Sunday, December 16, 2007

The latest worry for U.S. troops — a superbug

The Observer reports that U.S., U.K. and Canadian troops are bringing back a new virulent bacteria from both Afghanistan and Iraq:

The bacterium, Acinetobacter baumannii, first emerged as a “mystery infection” afflicting US service personnel returning from the war in Iraq in 2003-04. It was described by a scientific journal specialising in hospital epidemiology as the “most important emerging hospital-acquired pathogen worldwide.” The journal added that it was potentially a “major threat to public health” due to its ability to mutate rapidly and develop a resistance to all known drugs.

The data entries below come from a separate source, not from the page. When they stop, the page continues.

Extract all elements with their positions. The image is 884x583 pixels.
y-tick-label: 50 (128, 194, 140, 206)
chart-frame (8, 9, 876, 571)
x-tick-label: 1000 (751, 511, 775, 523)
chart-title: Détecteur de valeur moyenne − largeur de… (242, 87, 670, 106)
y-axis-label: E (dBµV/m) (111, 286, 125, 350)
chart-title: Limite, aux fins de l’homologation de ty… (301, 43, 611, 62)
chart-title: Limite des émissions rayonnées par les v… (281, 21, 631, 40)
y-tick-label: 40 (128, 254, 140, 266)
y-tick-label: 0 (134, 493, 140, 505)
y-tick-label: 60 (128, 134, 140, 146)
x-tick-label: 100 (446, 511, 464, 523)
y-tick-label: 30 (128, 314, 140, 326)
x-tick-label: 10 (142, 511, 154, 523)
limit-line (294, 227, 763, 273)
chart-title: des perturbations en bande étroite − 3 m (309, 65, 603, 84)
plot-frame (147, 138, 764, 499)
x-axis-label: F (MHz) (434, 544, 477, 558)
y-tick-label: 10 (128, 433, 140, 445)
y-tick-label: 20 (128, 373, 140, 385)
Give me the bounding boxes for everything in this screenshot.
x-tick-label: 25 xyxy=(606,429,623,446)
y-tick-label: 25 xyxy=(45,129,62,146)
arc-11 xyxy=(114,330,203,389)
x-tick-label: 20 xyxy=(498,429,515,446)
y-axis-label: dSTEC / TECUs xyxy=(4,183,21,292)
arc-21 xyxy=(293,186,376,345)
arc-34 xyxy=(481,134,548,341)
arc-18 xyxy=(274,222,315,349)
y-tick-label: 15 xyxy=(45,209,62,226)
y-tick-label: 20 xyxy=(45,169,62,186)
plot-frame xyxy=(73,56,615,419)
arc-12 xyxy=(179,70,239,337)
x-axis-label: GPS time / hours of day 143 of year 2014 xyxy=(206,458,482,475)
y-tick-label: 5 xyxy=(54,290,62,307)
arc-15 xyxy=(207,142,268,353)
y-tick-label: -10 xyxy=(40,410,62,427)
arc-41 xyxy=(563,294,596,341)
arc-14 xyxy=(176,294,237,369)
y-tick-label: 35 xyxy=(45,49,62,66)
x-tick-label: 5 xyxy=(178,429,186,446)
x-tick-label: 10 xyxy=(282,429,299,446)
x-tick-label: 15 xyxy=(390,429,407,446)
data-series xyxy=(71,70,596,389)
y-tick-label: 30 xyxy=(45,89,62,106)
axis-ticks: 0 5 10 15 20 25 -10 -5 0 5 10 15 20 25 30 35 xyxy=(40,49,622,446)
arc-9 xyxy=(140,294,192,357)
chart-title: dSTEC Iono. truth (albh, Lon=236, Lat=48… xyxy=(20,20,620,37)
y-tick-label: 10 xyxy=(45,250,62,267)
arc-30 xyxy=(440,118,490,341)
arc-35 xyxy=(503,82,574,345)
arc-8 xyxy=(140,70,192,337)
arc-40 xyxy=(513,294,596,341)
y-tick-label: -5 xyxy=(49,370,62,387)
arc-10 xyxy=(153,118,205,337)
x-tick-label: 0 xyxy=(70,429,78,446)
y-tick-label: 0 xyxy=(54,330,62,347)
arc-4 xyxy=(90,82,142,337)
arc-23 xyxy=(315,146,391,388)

Although different types of acinetobacter have been known for decades in hospitals, the new “T” strain identified in the injured troops is particularly virulent and has been observed to appear in US servicemen within two hours of being admitted to a field hospital. It affects the spinal fluid, bones and lungs, causing pneumonia, respiratory failure and other complications. Equally worrying is its resilience. Extremely difficult to eliminate from medical facilities once established, the bug can survive for up to 176 days in a human host. US officials concede that, once established in the medical evacuation chain, the germ is almost impossible to stamp out.

It remains to be seen just how bad this may become, but, it doesn’t sound good to read about.